Uncertainty analysis in risk assessment for environmental applications

Environmental risk assessment is an essential part of any decision-making process because it allows to evaluate all potential risks associated with human activities that may cause environmental damage. However, environmental risk assessment studies are affected by significant uncertainties: randomness due to inherent variability in the system behavior (aleatory uncertainty) and imprecision due to lack of knowledge and information on the system (epistemic uncertainty). Traditionally, probabilistic distributions have been used to characterize both types of uncertainty.
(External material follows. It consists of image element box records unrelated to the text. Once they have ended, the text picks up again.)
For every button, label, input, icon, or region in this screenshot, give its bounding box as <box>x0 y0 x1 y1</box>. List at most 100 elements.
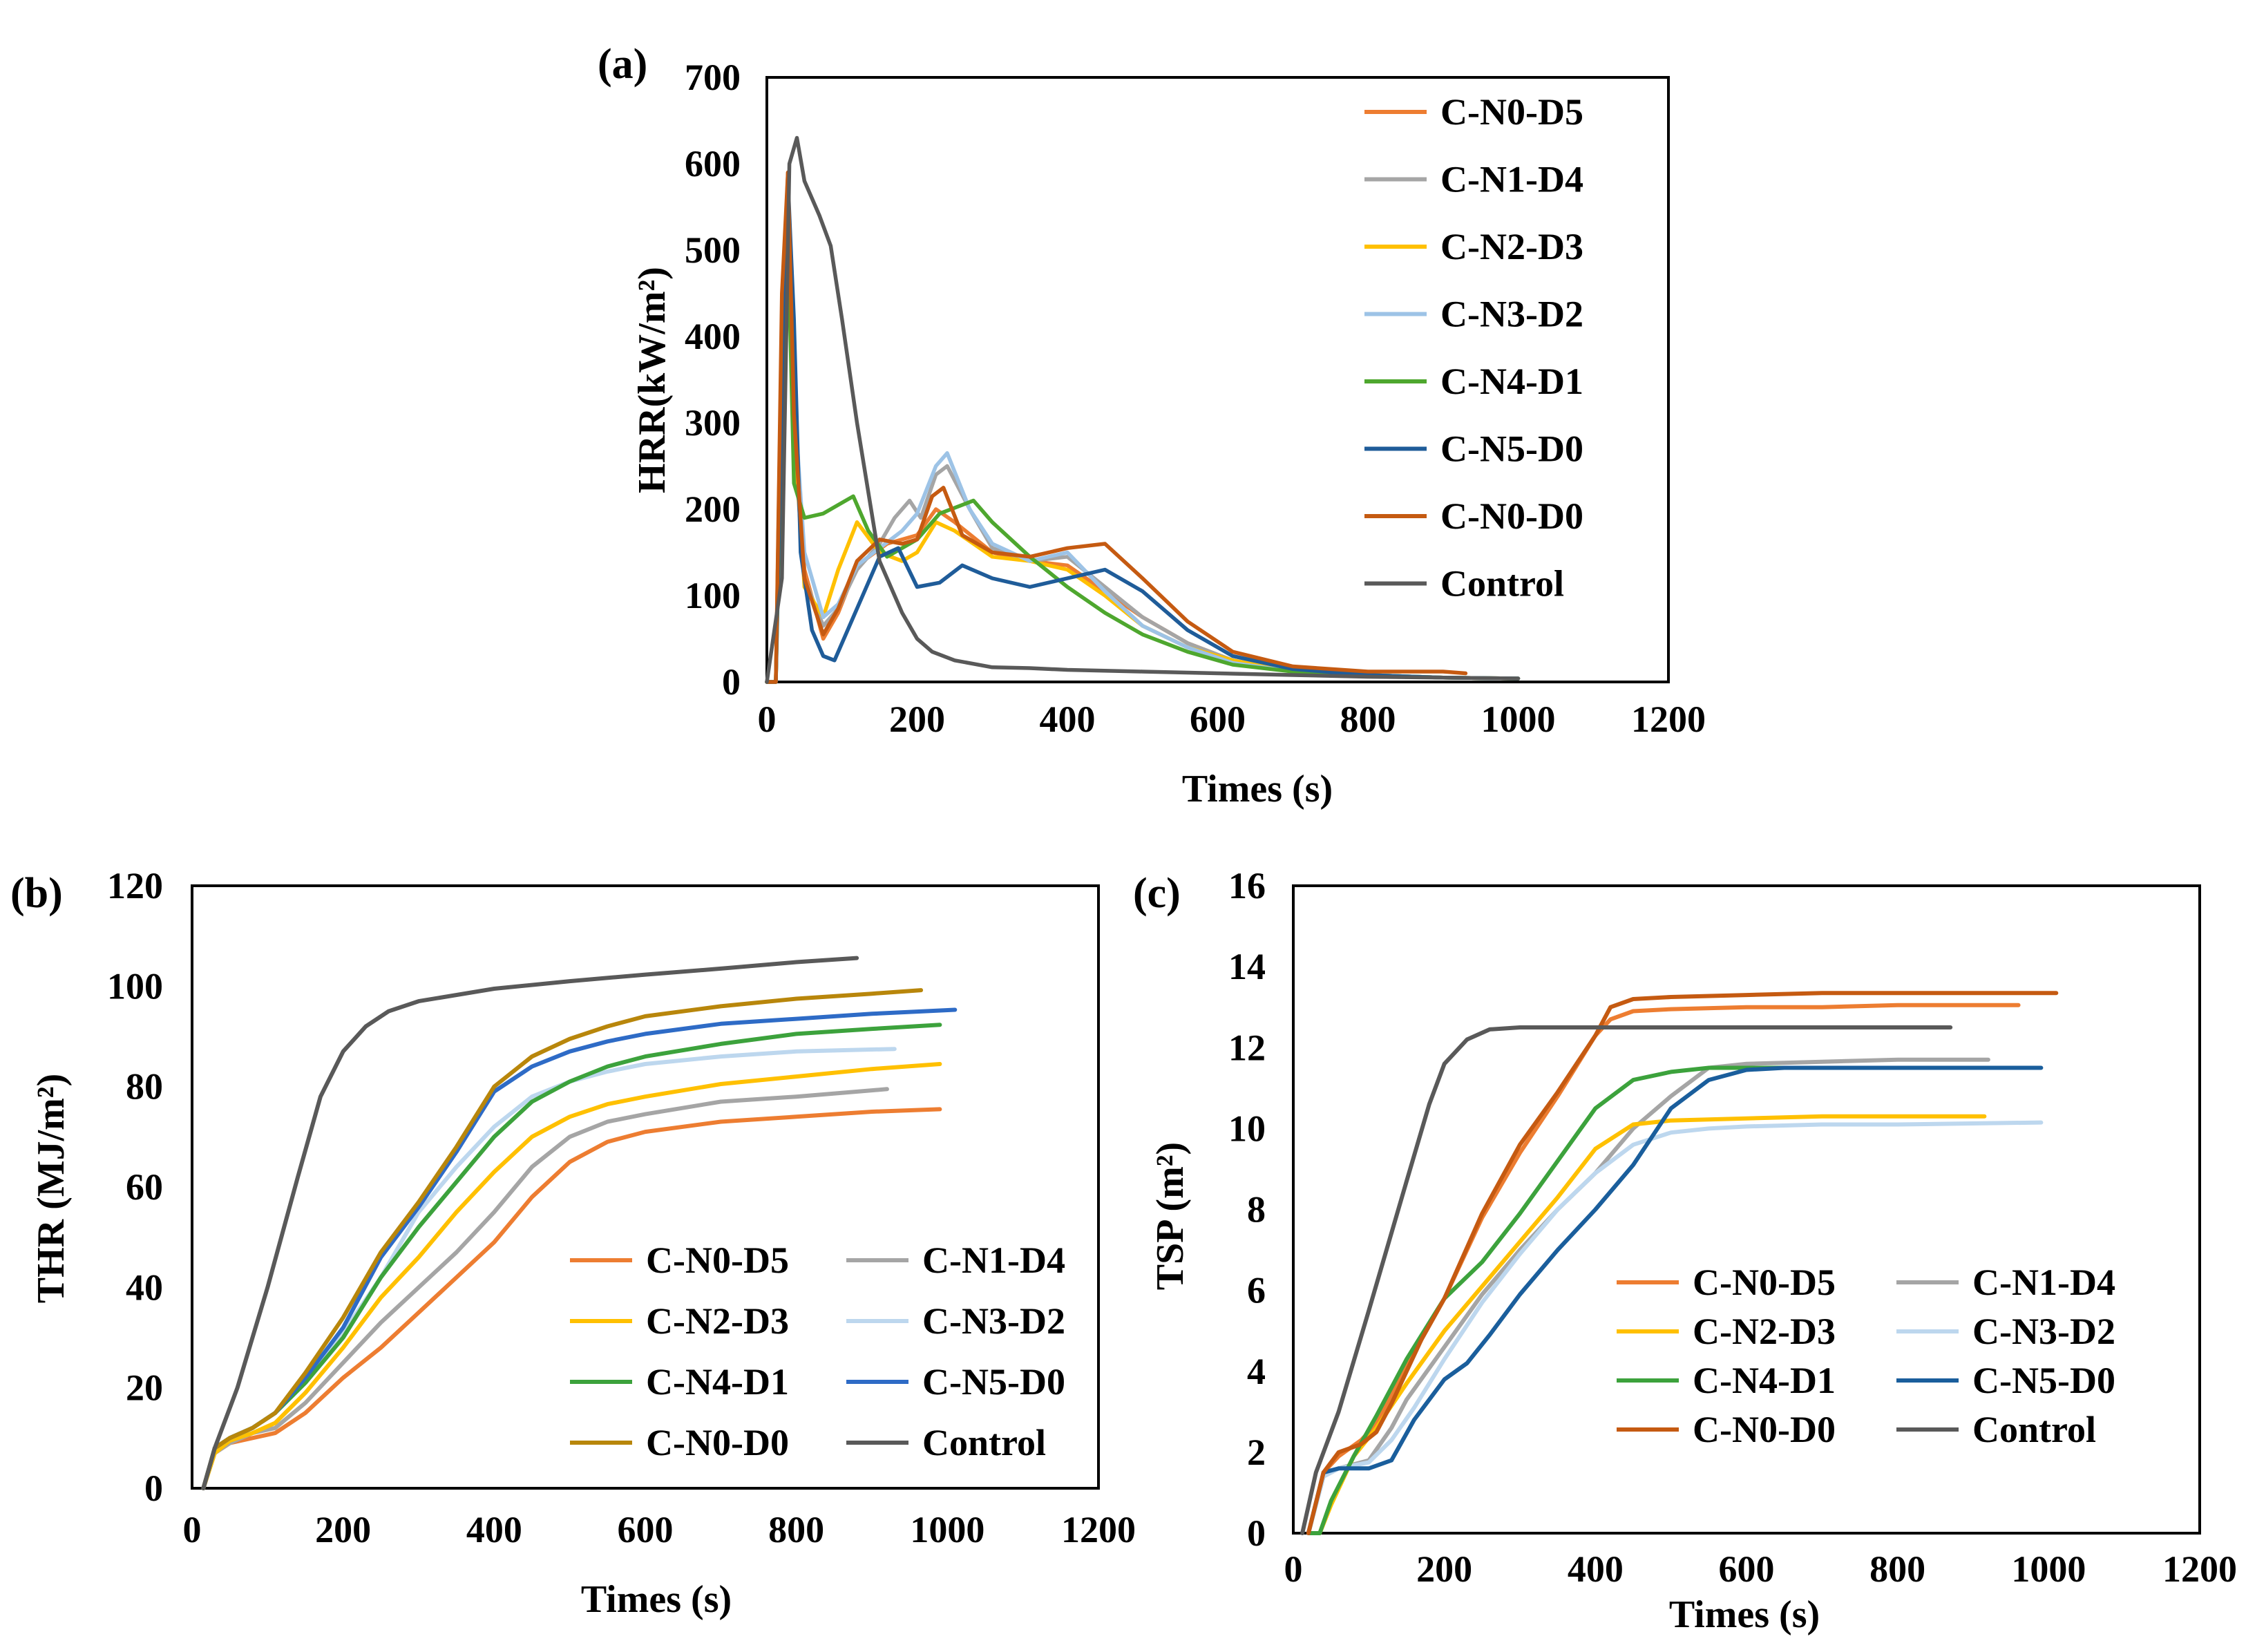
y-tick-label: 12 <box>1228 1027 1266 1068</box>
legend-label-c-n1-d4: C-N1-D4 <box>922 1240 1065 1281</box>
y-tick-label: 6 <box>1247 1270 1266 1311</box>
x-tick-label: 200 <box>1416 1548 1472 1590</box>
panel-label: (b) <box>10 870 63 917</box>
series-line-control <box>765 135 1521 684</box>
series-line-c-n0-d0 <box>765 170 1468 684</box>
plot-frame <box>191 884 1100 1490</box>
legend-label-c-n2-d3: C-N2-D3 <box>1440 226 1583 267</box>
x-tick-label: 0 <box>1284 1548 1303 1590</box>
legend-label-c-n2-d3: C-N2-D3 <box>646 1300 789 1342</box>
series-line-c-n3-d2 <box>765 274 1521 684</box>
legend-label-c-n3-d2: C-N3-D2 <box>1440 294 1583 335</box>
legend-label-c-n4-d1: C-N4-D1 <box>1440 361 1583 402</box>
y-tick-label: 500 <box>685 229 741 271</box>
x-tick-label: 400 <box>1040 699 1096 740</box>
y-axis-label: THR (MJ/m²) <box>30 1074 73 1304</box>
panel-label: (a) <box>598 41 647 88</box>
series-line-c-n0-d0 <box>201 988 924 1490</box>
legend-label-c-n0-d5: C-N0-D5 <box>1693 1262 1836 1303</box>
series-line-c-n0-d0 <box>1306 991 2059 1535</box>
panel-label: (c) <box>1133 870 1181 917</box>
series-line-c-n3-d2 <box>201 1047 897 1490</box>
series-line-c-n1-d4 <box>1306 1057 1990 1535</box>
y-tick-label: 600 <box>685 143 741 184</box>
chart-panel-0: (a) 0 200 400 600 800 1000 1200 0 100 200 300 400 500… <box>598 41 1706 810</box>
y-tick-label: 4 <box>1247 1351 1266 1392</box>
y-tick-label: 60 <box>126 1166 163 1208</box>
y-tick-label: 200 <box>685 488 741 530</box>
y-tick-label: 2 <box>1247 1432 1266 1473</box>
legend: C-N0-D5 C-N1-D4 C-N2-D3 C-N3-D2 C-N4-D1 C-N5-… <box>1364 91 1583 605</box>
legend-label-c-n5-d0: C-N5-D0 <box>922 1361 1065 1403</box>
legend-label-c-n1-d4: C-N1-D4 <box>1972 1262 2115 1303</box>
y-tick-label: 80 <box>126 1066 163 1108</box>
y-tick-label: 20 <box>126 1367 163 1409</box>
series-line-c-n5-d0 <box>1306 1065 2044 1535</box>
legend-label-c-n3-d2: C-N3-D2 <box>922 1300 1065 1342</box>
y-tick-label: 10 <box>1228 1108 1266 1149</box>
x-tick-label: 600 <box>618 1509 674 1550</box>
y-tick-label: 40 <box>126 1266 163 1308</box>
legend-label-c-n1-d4: C-N1-D4 <box>1440 159 1583 200</box>
chart-panel-1: (b) 0 200 400 600 800 1000 1200 0 20 40 60 80 100 120 T… <box>10 865 1136 1621</box>
legend-label-c-n0-d5: C-N0-D5 <box>646 1240 789 1281</box>
series-line-c-n2-d3 <box>1306 1114 1987 1535</box>
series-line-c-n4-d1 <box>1306 1065 1975 1535</box>
x-axis-label: Times (s) <box>581 1578 732 1621</box>
series-line-c-n0-d5 <box>765 170 1521 684</box>
y-tick-label: 16 <box>1228 865 1266 906</box>
legend-label-c-n4-d1: C-N4-D1 <box>646 1361 789 1403</box>
x-tick-label: 800 <box>1869 1548 1925 1590</box>
legend-label-control: Control <box>1440 563 1564 605</box>
series-line-c-n2-d3 <box>765 183 1521 684</box>
chart-panel-2: (c) 0 200 400 600 800 1000 1200 0 2 4 6 8 10 12 14 16 Tim… <box>1133 865 2237 1636</box>
series-line-c-n5-d0 <box>765 179 1521 684</box>
x-axis-label: Times (s) <box>1669 1593 1820 1636</box>
series-line-control <box>201 956 859 1490</box>
series-line-c-n2-d3 <box>201 1062 942 1490</box>
series-line-c-n4-d1 <box>765 231 1521 684</box>
legend-label-c-n2-d3: C-N2-D3 <box>1693 1311 1836 1352</box>
x-tick-label: 1000 <box>2011 1548 2086 1590</box>
y-tick-label: 0 <box>144 1468 163 1509</box>
y-tick-label: 300 <box>685 402 741 444</box>
y-tick-label: 8 <box>1247 1189 1266 1231</box>
x-tick-label: 800 <box>768 1509 824 1550</box>
legend-label-c-n3-d2: C-N3-D2 <box>1972 1311 2115 1352</box>
plot-frame <box>765 76 1670 683</box>
legend-label-c-n5-d0: C-N5-D0 <box>1440 428 1583 470</box>
legend: C-N0-D5 C-N1-D4 C-N2-D3 C-N3-D2 C-N4-D1 C-N5-… <box>1617 1262 2115 1450</box>
series-line-c-n1-d4 <box>765 196 1521 684</box>
y-tick-label: 14 <box>1228 946 1266 987</box>
y-tick-label: 0 <box>1247 1512 1266 1554</box>
y-tick-label: 700 <box>685 57 741 98</box>
y-tick-label: 120 <box>107 865 163 906</box>
plot-frame <box>1292 884 2201 1535</box>
legend-label-control: Control <box>1972 1409 2096 1450</box>
x-tick-label: 1000 <box>1481 699 1556 740</box>
x-tick-label: 600 <box>1190 699 1246 740</box>
x-tick-label: 1200 <box>2162 1548 2237 1590</box>
series-line-c-n0-d5 <box>201 1107 942 1490</box>
legend-label-c-n0-d5: C-N0-D5 <box>1440 91 1583 133</box>
x-tick-label: 1200 <box>1631 699 1706 740</box>
y-axis-label: TSP (m²) <box>1149 1142 1192 1290</box>
series-line-c-n0-d5 <box>1306 1003 2021 1535</box>
legend-label-c-n5-d0: C-N5-D0 <box>1972 1360 2115 1401</box>
legend-label-c-n0-d0: C-N0-D0 <box>1693 1409 1836 1450</box>
legend: C-N0-D5 C-N1-D4 C-N2-D3 C-N3-D2 C-N4-D1 C-N5-… <box>570 1240 1065 1463</box>
legend-label-c-n0-d0: C-N0-D0 <box>1440 495 1583 537</box>
x-tick-label: 600 <box>1719 1548 1775 1590</box>
x-tick-label: 800 <box>1340 699 1396 740</box>
x-tick-label: 200 <box>315 1509 371 1550</box>
series-line-control <box>1300 1025 1953 1535</box>
x-tick-label: 0 <box>758 699 777 740</box>
x-axis-label: Times (s) <box>1182 768 1333 810</box>
series-line-c-n3-d2 <box>1306 1120 2044 1535</box>
y-tick-label: 100 <box>107 965 163 1007</box>
y-tick-label: 100 <box>685 575 741 616</box>
legend-label-control: Control <box>922 1422 1046 1463</box>
y-axis-label: HRR(kW/m²) <box>631 267 674 493</box>
x-tick-label: 400 <box>1568 1548 1624 1590</box>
However, resorting to a probabilistic representation of epistemic uncertainty may not be possible when sufficient data is not available for statistical analysis or information is of qualitative nature. In such cases, epistemic uncertainty may be best accounted for by possibilistic distributions. In this thesis, the uncertainties characterizing the inputs of an hydraulic model for the risk-based design of a flood protection dike have been analyzed. Different methods of joint propagation of aleatory and epistemic uncertainties have been embraced depending on the different frameworks adopted for uncertainty modeling and epistemic uncertainty representation. Two uncertainty model frameworks have been analyzed: in the first framework a mixture of purely aleatory and purely epistemic uncertainties is considered (“level-1” setting); in the second framework, aleatory and epistemic uncertainties are separated into two hierarchical levels (“level-2” setting). In addition, two frameworks for epistemic uncertainty representation have been adopted, i.e., probability and possibility theories. Within these frameworks, the efficiency of purely probabilistic and “hybrid” (i.e., mixed probabilistic and possibilistic) approaches has been compared in the task of jointly propagating aleatory and epistemic uncertainties, in both “level-1” and “level-2” settings.